I think what you're after is a planar homography, have a look at these lecture notes:
http://www.cs.utoronto.ca/~strider/vis-notes/tutHomography04.pdf
If you scroll down to the end you'll see an example of just what you're describing. I expect there's a function in the Intel OpenCV library which will do just this.
There is a C++ project on CodeProject that includes source for projective transformations of bitmaps. The maths are on Wikipedia here. Note that so far as i know, a projective transformation will not map any arbitrary quadrilateral onto another, but will do so for triangles, you may also want to look up skewing transforms.
If this transformation has to look good (as opposed to the way a bitmap looks if you resize it in Paint), you can't just create a formula that maps destination pixels to source pixels. Values in the destination buffer have to be based on a complex averaging of nearby source pixels or else the results will be highly pixelated.
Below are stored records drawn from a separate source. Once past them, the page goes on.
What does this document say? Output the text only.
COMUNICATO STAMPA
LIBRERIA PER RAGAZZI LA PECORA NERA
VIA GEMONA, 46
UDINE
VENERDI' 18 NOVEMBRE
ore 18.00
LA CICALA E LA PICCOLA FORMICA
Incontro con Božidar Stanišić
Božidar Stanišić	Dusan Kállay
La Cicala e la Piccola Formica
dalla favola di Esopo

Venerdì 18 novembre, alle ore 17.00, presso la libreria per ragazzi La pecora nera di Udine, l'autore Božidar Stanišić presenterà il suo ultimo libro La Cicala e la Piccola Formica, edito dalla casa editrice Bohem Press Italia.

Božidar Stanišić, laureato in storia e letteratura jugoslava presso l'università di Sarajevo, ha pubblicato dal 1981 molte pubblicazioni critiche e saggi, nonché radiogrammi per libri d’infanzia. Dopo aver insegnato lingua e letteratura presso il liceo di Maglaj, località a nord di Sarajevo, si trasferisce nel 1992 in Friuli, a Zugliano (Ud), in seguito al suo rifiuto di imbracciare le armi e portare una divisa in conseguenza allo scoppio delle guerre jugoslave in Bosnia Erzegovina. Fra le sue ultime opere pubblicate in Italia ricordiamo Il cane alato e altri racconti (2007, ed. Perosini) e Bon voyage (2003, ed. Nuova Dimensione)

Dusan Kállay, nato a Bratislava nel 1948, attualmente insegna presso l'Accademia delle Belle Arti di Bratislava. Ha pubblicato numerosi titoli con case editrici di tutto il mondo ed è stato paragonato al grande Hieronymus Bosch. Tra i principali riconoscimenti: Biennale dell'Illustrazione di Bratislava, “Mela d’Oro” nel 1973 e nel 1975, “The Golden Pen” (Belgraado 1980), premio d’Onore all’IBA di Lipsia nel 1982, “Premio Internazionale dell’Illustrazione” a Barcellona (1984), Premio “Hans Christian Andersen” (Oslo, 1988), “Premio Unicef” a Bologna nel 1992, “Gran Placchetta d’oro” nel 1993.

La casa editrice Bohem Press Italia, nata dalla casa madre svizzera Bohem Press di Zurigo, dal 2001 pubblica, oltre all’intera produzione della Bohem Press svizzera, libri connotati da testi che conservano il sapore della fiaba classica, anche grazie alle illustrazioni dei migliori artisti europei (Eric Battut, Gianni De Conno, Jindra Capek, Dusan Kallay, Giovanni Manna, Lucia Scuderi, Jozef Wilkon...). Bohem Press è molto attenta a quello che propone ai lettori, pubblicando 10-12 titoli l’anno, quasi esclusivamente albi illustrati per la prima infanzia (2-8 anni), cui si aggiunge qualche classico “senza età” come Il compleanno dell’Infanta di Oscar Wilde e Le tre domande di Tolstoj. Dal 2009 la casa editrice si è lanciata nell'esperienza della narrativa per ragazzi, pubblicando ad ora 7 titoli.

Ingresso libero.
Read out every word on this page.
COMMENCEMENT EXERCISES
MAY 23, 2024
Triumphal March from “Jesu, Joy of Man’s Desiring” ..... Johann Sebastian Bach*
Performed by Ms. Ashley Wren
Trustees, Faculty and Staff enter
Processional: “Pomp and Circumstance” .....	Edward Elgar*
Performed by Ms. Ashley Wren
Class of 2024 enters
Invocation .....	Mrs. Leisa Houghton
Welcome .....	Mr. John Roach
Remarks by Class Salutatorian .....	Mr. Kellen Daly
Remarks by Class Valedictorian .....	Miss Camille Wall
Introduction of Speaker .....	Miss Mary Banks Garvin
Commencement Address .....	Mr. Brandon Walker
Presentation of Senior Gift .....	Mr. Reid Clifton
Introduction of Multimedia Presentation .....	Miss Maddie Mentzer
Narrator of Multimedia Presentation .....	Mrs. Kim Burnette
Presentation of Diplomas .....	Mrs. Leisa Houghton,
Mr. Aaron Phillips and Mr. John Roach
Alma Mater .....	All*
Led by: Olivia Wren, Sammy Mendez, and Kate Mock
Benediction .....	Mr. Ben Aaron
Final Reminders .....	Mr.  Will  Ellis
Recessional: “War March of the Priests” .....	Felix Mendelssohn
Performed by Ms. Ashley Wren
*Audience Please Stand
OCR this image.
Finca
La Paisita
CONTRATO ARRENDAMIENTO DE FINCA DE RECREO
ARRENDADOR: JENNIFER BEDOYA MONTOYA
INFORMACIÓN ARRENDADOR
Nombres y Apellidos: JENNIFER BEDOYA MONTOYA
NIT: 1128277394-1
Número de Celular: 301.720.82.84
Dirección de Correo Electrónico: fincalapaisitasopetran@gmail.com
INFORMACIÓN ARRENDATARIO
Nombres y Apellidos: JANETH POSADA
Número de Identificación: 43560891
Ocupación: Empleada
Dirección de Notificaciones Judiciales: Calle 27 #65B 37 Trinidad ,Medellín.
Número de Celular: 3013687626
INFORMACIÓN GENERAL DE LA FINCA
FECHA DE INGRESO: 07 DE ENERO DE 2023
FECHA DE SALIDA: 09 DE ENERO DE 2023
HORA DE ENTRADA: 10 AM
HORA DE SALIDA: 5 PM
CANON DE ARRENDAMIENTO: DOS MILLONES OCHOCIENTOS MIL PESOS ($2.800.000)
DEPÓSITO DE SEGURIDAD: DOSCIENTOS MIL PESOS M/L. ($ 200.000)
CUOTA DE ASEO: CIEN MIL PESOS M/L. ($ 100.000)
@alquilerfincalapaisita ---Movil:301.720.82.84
So unless you want to get into some complex coding, use someone else's magic function, as smacl and Ian have suggested.
Here's how would do it in principle:
map the origin of A to the origin of B via a traslation vector t.
take unit vectors of A (1,0) and (0,1) and calculate how they would be mapped onto the unit vectors of B.
this gives you a transformation matrix M so that every vector a in A maps to M a + t
invert the matrix and negate the traslation vector so for every vector b in B you have the inverse mapping b -> M-1 (b - t)
once you have this transformation, for each point in the target area in B, find the corresponding in A and copy.
The advantage of this mapping is that you only calculate the points you need, i.e. you loop on the target points, not the source points. It was a widely used technique in the "demo coding" scene a few years back.